Microsoftは、Copilot+ AI PC向けに開発中の「Windows Recall」機能のプレビューリリースを、セキュリティとプライバシー対策の強化を理由に12月まで延期した。10月のリリースを目指していたが、顧客からのプライバシー懸念に対応するための追加テストが必要と判断したためである。
Windows RecallはAI技術を用いてユーザーのアクティブなウィンドウを数秒ごとに記録し、自然言語での指示により簡単に過去のスクリーンショットを検索できる機能だが、データの悪用やプライバシー侵害のリスクを指摘する声も上がっている。
Microsoftは、Recallを使用するにはオプトインとWindows Helloによる認証が必要であるとし、さらに機密情報のフィルタリングや特定アプリの除外などのセキュリティ対策を実装する予定である。
AI搭載のWindows Recallが提供する新たな利便性とその技術的特徴
Windows Recallは、ユーザーのアクティブなウィンドウを自動で数秒ごとに記録する機能を持つ。

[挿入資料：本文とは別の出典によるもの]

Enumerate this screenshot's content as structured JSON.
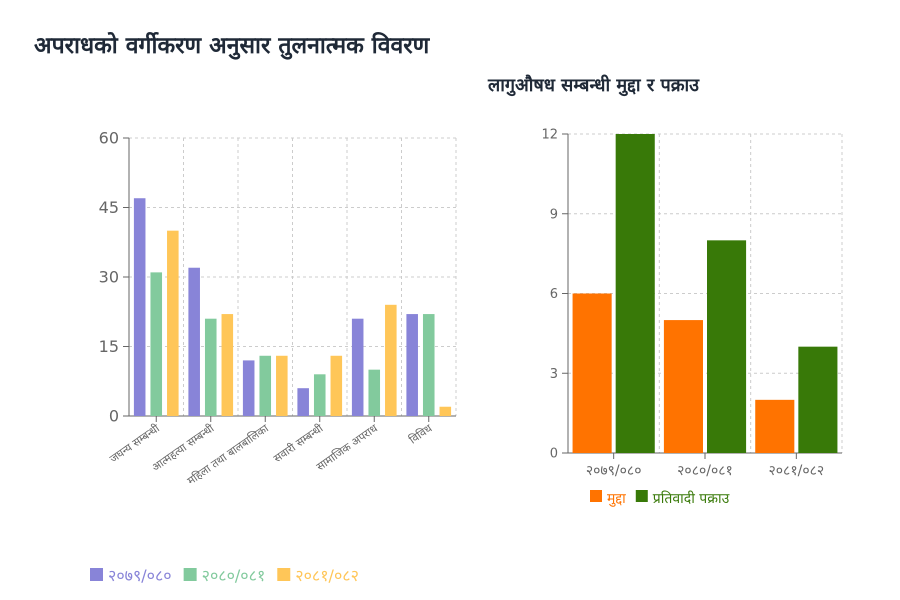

このスクリーンショットの記録はAIモデルとニューラルプロセッシングユニット(NPU)によりローカルデバイス内で即座に処理され、データはSQLiteデータベースに格納される。これにより、ユーザーは自然言語による指示でスクリーンショットを迅速に検索可能になるため、従来のファイル探索のような手間を大幅に削減できる。
一連の技術的仕組みは、Microsoftが5月に発表した際に話題を呼んだ。Recallのような機能は、複数のタスクを同時に扱う場面で、過去の作業を簡単に参照できる点で効率性を高める。しかし、この利便性が個人データの保護とどのように両立されるかは、今後も注目が集まるであろう。
顧客の懸念とMicrosoftの対応 - プライバシー保護の実装
Recallの公開をめぐり、プライバシーとセキュリティに対する強い懸念がユーザーやセキュリティ専門家から寄せられている。悪意ある攻撃者がこの機能を悪用する可能性が指摘されているため、MicrosoftはユーザーがRecallをオプトイン制で選択できる仕組みを導入。また、Windows Helloでの本人確認により、機密データへの不正アクセスを抑制するという。
MicrosoftのWindowsシニアプロダクトマネージャー、Brandon LeBlanc氏も、Recallのプライバシーアーキテクチャの強化を公式ブログで紹介。さらに、機密情報をフィルタリングし、指定したアプリやサイト、プライベートブラウジングを自動で除外する機能も搭載予定である。これにより、より安心して利用できる環境が整えられつつあるが、プライバシー保護と利便性の両立には、今後も改良が重ねられると考えられる。
プレビュー延期の背景と今後の課題
The Vergeの報道によれば、Microsoftは当初のリリース計画を延長し、Recallの追加テストを進めることにした。これは、顧客からのプライバシーに関するフィードバックを反映し、安全性を一層高めるための判断である。Recallは、AIが個人情報を直接扱う機能を持つため、プライバシーやセキュリティが極めて重要視される領域であることが改めて浮き彫りとなった。
Microsoftは「Recallが安全で信頼性のある体験を提供することを目指している」と述べており、顧客の期待と要望に応えるためにテスト工程を追加するなど柔軟に対応している。今後は、顧客の懸念を反映したさらなる改良が期待されるが、こうしたAI機能をより安心して利用できる環境を整備するための取り組みが続くと予想される。